Black Orpingtons have the most beautiful soft iridescent feathers.

Life was grand and the flock was noisey. We got complaints about the rooster crowing so we were finally and tragically forced to get rid of the little man who started off our grand chicken adventure. We were heartbroken and to salve our wounded hearts, we put fertile eggs into an incubator in hopes that his progeny would live on in our flock. We decided to make room for them and culled our flock down to 4 again, but 21 days is a long time to wait and in that time I arranged for 4 pullets from a friend who is a show bantam breeder. Two cochins and two silkies to keep my one bullied bantam company.

My new fawn Old English Game Bantam looks almost like a little dove.

My new fawn Old English Game Bantam looks almost like a little dove.

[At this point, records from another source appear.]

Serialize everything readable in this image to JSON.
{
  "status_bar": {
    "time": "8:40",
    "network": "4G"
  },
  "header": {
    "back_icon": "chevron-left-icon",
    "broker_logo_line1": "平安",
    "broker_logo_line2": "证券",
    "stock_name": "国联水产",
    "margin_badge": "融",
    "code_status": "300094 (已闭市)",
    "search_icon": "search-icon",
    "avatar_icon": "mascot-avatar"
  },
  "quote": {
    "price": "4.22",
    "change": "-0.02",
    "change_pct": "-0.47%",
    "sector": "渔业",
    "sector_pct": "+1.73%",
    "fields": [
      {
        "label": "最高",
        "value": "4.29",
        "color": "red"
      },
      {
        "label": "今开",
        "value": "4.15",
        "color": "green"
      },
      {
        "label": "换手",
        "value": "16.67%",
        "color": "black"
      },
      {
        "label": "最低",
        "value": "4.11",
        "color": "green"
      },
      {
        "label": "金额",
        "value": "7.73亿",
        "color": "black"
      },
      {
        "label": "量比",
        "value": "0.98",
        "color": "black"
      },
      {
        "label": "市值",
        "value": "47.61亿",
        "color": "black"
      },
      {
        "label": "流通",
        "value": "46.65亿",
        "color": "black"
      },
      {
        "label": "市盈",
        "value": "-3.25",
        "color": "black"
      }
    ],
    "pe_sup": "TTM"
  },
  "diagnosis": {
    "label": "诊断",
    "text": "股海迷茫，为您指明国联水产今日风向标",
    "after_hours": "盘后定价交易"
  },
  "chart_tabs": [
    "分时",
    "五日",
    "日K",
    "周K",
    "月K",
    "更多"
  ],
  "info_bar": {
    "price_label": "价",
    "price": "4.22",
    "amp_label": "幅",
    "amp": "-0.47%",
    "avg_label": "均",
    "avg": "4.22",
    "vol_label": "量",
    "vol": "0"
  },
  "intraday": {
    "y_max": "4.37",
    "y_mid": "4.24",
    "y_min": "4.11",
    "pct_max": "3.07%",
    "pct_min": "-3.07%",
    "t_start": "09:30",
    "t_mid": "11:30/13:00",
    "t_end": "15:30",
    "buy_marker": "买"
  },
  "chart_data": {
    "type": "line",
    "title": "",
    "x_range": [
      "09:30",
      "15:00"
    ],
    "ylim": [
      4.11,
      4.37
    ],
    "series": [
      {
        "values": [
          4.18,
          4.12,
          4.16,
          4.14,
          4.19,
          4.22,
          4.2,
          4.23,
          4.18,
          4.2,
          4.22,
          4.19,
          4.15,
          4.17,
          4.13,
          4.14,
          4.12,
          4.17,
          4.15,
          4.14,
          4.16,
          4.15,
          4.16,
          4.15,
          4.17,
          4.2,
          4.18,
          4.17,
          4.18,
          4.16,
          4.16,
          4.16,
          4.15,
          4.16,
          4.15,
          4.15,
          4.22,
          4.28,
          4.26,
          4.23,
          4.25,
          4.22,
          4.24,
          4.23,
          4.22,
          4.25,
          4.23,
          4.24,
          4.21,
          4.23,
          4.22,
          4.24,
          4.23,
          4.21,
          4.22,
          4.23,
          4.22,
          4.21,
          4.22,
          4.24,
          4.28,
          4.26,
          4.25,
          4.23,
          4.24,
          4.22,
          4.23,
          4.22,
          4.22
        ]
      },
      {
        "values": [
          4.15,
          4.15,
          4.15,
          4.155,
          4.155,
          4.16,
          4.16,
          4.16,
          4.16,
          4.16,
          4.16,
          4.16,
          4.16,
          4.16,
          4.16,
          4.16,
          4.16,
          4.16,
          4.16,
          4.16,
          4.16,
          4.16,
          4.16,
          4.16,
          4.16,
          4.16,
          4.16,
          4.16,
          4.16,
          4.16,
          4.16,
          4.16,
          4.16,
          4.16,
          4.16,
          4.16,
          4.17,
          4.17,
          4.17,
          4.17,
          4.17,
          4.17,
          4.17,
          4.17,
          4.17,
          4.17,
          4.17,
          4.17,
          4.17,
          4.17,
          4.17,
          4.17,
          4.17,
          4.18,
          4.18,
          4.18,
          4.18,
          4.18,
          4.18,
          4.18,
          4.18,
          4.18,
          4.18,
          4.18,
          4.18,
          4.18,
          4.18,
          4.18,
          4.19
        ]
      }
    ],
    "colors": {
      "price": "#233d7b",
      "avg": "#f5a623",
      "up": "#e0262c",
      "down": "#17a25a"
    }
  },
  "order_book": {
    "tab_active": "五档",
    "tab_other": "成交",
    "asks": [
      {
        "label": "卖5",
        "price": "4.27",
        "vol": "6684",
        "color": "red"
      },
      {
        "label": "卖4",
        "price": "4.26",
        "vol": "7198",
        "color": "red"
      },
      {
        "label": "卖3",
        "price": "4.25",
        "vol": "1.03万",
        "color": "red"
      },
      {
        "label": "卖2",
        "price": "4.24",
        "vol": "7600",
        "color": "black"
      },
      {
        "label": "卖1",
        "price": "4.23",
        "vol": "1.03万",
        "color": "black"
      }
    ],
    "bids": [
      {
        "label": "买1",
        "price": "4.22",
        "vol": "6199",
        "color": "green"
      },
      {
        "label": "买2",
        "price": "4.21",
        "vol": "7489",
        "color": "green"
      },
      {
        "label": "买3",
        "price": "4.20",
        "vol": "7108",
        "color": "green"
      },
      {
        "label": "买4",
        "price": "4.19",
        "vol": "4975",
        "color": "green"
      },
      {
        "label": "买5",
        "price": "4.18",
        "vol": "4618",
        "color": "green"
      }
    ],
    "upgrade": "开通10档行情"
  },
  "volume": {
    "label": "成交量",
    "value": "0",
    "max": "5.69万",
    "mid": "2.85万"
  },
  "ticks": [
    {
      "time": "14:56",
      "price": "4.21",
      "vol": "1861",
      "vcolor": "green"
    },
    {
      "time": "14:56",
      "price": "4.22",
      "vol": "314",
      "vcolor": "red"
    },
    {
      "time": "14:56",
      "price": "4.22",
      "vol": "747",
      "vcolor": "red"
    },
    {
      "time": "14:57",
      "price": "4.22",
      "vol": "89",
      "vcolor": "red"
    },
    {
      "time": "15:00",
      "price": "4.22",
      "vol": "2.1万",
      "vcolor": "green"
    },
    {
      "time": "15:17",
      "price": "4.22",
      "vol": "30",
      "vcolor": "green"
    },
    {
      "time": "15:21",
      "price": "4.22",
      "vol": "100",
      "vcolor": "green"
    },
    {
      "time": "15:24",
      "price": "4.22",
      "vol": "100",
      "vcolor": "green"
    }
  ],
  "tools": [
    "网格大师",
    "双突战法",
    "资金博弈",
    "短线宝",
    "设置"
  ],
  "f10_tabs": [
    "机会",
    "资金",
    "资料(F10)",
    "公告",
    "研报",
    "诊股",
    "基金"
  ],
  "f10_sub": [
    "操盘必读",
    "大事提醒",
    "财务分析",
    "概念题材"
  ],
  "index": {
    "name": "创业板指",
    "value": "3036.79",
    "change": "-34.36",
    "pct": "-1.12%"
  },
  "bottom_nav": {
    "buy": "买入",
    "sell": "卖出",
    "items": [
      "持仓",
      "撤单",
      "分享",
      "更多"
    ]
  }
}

7 little ones hatched! Hurrah! A couple weeks later my pullets are ready for pickup and I head out to his coop-yard. I fall in love left and right and 4 becomes 7.

 

So heres the math:

2 free birds + 3 chicks= 7

7 – 1 rooster=10

10 -2 bullies= 6

6 + 1 orpington= 10

10 – 1 rooster= 11

11 + 4 bantams= 18 chickens in my flock!

 

I think that makes me officially chicken crazy.

Kip loves to sit on her brood-momma's, Georgie's,  back.

Kip loves to sit on her brood-momma’s, Georgie’s, back, and Georgie loves my lap!